Aging, Factor Prices and Capital Flows

2019 
Although populations are aging in all economies, projections for coming decades describe differential timing and extent of aging. Advanced economies are aging earlier and faster than the developing and emerging economies, with Japan leading the way. In a world with integrated capital markets, these differences in demographic trends, with different social security environments, will have differential implications on national or regional capital accumulation, investment, factor prices and capital flows across borders. This paper develops a general equilibrium model of the world economy under imperfect capital mobility, populated by overlapping generations of individuals in three regions: the High-income (HI) and Middle-income (MI) regions and Japan. We compute equilibrium transitions from the 1990s toward a future balanced growth path and numerically characterize the first few decades.
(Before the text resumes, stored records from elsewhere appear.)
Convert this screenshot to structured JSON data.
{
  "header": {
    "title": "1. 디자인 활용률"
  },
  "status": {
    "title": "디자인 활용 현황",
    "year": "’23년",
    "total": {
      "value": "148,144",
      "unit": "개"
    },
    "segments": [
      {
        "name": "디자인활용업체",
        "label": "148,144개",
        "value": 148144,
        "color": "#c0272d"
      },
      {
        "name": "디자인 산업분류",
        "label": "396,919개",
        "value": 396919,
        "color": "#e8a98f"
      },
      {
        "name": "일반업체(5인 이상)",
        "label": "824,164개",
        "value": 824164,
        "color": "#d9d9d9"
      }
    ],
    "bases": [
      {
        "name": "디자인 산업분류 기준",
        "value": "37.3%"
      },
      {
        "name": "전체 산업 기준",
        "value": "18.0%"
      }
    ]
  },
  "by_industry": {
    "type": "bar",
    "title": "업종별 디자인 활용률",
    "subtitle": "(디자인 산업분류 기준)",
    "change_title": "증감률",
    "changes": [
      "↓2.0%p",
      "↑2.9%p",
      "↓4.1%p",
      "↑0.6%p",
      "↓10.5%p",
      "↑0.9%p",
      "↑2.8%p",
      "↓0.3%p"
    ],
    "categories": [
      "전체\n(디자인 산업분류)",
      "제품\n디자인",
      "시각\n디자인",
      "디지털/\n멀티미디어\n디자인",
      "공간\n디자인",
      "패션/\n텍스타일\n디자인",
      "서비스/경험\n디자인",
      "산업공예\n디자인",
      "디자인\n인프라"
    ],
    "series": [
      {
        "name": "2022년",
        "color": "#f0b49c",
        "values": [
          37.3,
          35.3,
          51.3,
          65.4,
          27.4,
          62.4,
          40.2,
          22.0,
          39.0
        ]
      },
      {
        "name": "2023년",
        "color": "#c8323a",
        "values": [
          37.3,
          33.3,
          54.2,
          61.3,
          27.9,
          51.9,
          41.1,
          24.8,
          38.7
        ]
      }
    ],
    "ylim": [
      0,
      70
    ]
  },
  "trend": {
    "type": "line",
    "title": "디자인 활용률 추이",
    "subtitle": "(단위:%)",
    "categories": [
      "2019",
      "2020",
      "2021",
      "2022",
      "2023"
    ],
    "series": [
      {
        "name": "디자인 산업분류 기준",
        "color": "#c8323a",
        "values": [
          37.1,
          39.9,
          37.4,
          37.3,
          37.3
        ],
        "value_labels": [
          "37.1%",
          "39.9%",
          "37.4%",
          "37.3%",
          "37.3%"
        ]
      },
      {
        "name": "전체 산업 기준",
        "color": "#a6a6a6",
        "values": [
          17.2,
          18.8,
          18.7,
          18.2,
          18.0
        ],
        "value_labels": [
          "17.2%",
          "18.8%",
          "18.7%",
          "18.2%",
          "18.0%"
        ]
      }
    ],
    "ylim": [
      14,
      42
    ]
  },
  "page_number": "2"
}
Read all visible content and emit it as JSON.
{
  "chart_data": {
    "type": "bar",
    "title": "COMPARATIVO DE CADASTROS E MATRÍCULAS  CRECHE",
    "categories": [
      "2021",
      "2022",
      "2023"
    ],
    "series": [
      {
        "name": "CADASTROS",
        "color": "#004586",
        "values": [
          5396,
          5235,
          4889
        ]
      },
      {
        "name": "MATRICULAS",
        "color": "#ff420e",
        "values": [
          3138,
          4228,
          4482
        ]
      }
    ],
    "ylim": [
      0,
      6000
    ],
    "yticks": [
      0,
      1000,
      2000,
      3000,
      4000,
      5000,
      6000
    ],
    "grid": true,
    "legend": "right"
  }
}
Our findings highlight the quantitative importance of the differential aging mechanism in studying capital flows across regions. In particular, we find that the projected decline in national saving in Japan, not matched with a similar decline in domestic investment, will lead to a reversal of capital flows into Japan, which will become a net borrower before 2050. The reason for Japan's attractiveness for foreign capital from the MI region is the initially rising but soon flattening path of its capital labor ratio while the MI region experiences a monotonically increasing capital labor ratio. This projection, coupled with the slow speed with which the MI region's TFP catches up with that of Japan, necessitates an outflow of capital from the MI region to the HI region and Japan in order for the world capital market to clear.